С той поры я старался ничего и никогда не делать "по нерадению".
Каждый год в нашей школе сменялись учителя. Это были все пришлые люди. Они оставались в деревне на зиму и получали "харч" поочередно в каждой избе, как пастухи.
Один раз "загостил" у нас на зиму спившийся дьяк; другую зиму "четырем правилам" арифметики обучал нас "провизор", торговавший самодельными лекарствами. Но Егора Андреевича я запомнил больше всех, и не только потому, что он первый научил меня читать и писать. Этот человек пробудил во мне любопытство к людям и их судьбам.
Егор Андреевич 15 лет провел на военной службе, а когда отслужил, стал монахом в рославльском монастыре, но за непокорный характер был расстрижен и стал странствовать по белу свету.
Во время занятий он был строг, и на горох ставил, и за уши трепал, но стоило ему только отпустить нас по домам, как становился неузнаваемым: заводил с нами игры и устраивал целые представления.
Бывало, расставит снопы - это солдаты. А самый большой сноп - командир. Егор Андреевич начинал командовать за него и "направо" и "налево". Такие фокусы со снопами вытворял, что не было конца нашему восторгу.
Я часто встречался с Егором Андреевичем на пчельнике, когда он стал пасечником.
Какое это было чудесное время! Пчелы гудят, пахнет медом; я сторожил выход роя и по обыкновению что-нибудь мастерил из дерева.
Егор Андреевич все про жизнь свою солдатскую рассказывал, как в казарме своим телом он мокрые портянки сушил... "Что ни словечко, как копеечка!"
Как-то завелись на пчельнике муравьи. Сюда же раз наведывались медведи. А тут и муравьи принялись мед воровать.

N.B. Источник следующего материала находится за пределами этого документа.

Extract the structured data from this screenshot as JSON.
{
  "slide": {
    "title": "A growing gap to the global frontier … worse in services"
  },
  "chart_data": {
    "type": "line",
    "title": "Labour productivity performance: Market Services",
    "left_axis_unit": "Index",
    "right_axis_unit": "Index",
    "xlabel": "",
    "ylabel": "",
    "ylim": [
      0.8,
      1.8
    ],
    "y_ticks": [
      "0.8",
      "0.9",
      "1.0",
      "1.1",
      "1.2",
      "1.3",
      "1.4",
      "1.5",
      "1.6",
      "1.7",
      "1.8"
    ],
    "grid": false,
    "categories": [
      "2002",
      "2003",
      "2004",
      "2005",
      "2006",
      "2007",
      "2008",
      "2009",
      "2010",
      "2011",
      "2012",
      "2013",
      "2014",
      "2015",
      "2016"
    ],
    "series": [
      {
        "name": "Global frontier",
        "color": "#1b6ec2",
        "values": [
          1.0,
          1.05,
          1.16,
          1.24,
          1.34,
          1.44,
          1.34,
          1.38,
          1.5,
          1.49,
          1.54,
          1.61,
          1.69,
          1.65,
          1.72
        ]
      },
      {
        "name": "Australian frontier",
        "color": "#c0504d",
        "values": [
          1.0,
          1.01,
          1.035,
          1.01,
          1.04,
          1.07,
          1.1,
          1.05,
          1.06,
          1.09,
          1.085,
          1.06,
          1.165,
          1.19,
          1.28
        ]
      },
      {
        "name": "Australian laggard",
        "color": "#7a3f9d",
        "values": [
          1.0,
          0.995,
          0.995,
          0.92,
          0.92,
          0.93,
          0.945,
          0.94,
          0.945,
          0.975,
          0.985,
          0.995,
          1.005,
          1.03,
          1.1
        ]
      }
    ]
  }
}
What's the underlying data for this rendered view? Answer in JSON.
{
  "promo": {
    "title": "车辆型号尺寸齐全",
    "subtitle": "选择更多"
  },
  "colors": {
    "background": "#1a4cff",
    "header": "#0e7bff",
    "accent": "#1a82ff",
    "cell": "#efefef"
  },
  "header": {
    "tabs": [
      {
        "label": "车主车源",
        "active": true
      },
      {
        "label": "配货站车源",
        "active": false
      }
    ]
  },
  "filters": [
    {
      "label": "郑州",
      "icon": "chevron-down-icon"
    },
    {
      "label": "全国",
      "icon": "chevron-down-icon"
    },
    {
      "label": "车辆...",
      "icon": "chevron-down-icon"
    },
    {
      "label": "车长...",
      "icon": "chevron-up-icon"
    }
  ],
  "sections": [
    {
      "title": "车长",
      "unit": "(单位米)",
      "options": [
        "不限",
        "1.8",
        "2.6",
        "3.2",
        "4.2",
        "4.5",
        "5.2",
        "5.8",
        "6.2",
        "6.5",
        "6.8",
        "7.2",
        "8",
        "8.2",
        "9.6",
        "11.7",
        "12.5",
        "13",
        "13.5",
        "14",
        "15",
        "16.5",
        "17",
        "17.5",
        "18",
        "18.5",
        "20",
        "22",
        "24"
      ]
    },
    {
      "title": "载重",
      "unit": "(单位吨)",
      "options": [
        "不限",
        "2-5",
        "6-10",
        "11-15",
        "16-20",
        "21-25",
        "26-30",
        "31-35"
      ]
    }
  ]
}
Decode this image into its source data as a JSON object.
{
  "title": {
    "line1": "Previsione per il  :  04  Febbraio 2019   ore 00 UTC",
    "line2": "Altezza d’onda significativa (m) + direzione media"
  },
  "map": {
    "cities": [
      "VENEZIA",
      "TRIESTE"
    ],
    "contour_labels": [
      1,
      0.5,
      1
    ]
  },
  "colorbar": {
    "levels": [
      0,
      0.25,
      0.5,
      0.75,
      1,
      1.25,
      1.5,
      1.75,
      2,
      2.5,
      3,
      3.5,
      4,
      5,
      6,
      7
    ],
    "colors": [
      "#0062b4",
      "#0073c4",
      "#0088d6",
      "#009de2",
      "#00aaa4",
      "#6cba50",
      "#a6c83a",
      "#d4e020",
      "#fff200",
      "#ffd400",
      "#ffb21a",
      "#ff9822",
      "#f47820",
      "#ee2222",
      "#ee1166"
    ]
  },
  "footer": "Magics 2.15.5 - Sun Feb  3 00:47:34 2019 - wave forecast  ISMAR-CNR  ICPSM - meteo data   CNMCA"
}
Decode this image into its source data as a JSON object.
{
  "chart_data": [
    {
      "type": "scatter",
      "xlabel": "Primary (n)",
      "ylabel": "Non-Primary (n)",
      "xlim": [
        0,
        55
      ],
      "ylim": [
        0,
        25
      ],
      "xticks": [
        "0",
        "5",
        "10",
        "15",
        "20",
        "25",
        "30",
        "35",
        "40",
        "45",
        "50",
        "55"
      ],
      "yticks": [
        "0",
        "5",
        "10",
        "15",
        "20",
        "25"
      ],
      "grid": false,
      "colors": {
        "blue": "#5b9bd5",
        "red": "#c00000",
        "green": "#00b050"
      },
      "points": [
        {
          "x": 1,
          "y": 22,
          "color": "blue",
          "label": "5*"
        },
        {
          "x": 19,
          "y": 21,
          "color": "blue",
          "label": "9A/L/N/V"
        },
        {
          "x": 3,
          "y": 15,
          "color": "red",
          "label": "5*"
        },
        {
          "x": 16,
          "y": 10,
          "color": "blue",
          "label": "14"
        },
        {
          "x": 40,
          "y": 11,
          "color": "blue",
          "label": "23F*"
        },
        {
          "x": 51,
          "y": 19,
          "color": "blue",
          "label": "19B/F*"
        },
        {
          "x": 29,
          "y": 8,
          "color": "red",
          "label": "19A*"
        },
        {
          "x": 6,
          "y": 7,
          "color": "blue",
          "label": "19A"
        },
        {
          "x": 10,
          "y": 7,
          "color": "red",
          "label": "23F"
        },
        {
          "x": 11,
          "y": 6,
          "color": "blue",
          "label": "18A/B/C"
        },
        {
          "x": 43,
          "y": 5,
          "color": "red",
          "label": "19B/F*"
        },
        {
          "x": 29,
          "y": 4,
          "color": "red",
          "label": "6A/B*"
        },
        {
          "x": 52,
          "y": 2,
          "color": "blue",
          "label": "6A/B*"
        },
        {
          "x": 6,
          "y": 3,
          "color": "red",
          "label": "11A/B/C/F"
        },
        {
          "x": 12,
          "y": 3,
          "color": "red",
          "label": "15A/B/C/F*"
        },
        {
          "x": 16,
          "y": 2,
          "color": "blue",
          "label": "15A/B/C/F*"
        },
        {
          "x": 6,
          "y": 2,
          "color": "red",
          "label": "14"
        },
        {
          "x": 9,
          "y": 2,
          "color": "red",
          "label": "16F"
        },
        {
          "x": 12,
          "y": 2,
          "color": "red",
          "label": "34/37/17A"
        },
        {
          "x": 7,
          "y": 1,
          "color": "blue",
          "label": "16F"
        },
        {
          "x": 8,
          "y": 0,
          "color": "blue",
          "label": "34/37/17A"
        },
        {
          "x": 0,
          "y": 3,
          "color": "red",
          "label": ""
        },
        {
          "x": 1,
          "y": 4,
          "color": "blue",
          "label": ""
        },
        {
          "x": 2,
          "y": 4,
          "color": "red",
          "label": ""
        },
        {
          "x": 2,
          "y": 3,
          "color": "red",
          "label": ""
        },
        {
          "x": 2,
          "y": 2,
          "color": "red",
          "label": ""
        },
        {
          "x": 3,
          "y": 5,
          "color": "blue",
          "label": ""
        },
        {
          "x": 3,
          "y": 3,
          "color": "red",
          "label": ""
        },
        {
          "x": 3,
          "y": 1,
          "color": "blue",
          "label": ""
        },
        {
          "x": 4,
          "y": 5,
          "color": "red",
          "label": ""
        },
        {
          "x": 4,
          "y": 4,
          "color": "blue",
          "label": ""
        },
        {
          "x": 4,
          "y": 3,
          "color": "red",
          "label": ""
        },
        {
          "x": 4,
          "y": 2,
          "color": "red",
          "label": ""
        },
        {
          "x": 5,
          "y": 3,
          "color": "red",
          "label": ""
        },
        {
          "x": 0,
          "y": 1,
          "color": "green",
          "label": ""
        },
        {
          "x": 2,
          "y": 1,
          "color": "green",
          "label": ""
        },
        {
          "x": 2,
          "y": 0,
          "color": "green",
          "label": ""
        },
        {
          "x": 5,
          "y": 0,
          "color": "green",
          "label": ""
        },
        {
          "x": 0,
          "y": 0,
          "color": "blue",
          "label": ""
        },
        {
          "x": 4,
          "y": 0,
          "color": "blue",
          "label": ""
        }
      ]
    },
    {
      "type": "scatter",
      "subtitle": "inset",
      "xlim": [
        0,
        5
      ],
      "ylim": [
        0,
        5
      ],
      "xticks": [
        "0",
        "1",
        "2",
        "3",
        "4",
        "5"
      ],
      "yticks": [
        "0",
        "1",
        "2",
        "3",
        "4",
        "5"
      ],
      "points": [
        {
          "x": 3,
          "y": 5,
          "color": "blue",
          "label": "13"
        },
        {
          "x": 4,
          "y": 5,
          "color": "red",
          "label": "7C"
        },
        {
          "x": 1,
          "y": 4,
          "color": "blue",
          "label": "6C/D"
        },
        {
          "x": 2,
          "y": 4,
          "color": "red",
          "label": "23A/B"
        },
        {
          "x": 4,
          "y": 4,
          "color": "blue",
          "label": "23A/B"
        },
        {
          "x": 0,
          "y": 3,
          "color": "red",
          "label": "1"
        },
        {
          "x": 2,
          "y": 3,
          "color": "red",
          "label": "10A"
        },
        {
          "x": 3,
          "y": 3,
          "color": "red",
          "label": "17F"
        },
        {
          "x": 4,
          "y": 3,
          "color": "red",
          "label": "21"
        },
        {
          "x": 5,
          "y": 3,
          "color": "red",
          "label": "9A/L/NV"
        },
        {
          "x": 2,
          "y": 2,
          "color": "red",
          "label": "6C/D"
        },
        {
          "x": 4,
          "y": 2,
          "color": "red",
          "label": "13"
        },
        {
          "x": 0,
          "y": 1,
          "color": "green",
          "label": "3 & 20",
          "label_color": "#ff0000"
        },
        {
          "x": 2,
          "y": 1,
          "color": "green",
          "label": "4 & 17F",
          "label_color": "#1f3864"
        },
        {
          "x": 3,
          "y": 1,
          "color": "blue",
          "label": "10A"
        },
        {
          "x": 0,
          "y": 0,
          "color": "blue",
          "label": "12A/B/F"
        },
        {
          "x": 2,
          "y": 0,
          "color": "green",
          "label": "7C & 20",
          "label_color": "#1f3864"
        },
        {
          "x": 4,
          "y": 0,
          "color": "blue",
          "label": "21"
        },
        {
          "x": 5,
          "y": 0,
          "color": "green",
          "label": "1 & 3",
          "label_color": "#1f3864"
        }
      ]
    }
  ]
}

Помню, как, бывало, ворчит Егор Андреевич на муравьев: "Ах, ешь вас мухи с комарами".
Он и дегтем и керосином муравейник заливал, как ни старался - ничего не помогало. Тогда засучил штаны и начал муравьев перетаскивать на "необитаемый остров". Посредине небольшого озерца, скорее походившего на лужу, лежал большой камень.
Целыми днями он их таскал - говорливый человек, со странностями, но очень добрый.
Вспоминая пасеку и своего первого учителя, я исполнил свою скульптуру из дерева "Егор пасечник".
Когда я создавал "Лесовика", "Старичка-полевичка", "Старичка-кленовичка", "Вещую старушку" и других своих лесных жителей, мне хотелось приблизить скульптуру к родной природе, к людям, полюбившимся мне с детства...
Старичок-кленовичок. 1916 г. Дерево
...Мне не было еще пяти лет, когда я впервые потянулся к карандашу. Рисовал я зайцев, медведей и коров с пастухом. Мне стали покупать карандаши и бумагу. Я вырезывал свои рисунки, наклеивал их на стекло в окне, чтобы они были видны и снаружи. Ворота и заборы я разрисовывал углем.
У проезжих богомазов выпросил сухие краски и золото и сам стал иконы писать.
Приедет, бывало, поп в Караковичи - ему со всех сторон несут мои иконы святить.
В те годы ходили по деревням книгоноши, продавали раскрашенные картинки. Мне они очень нравились, особенно народные лубки. Стал я такие картинки рисовать. Односельчане оклеивали ими стены своих изб. А потом большой толчок моему рисованию дал отставной офицер Владимир Николаевич, который сменил Егора Андреевича. Этот человек был мастер на все руки. Он и сам любил рисовать и книги переплетал.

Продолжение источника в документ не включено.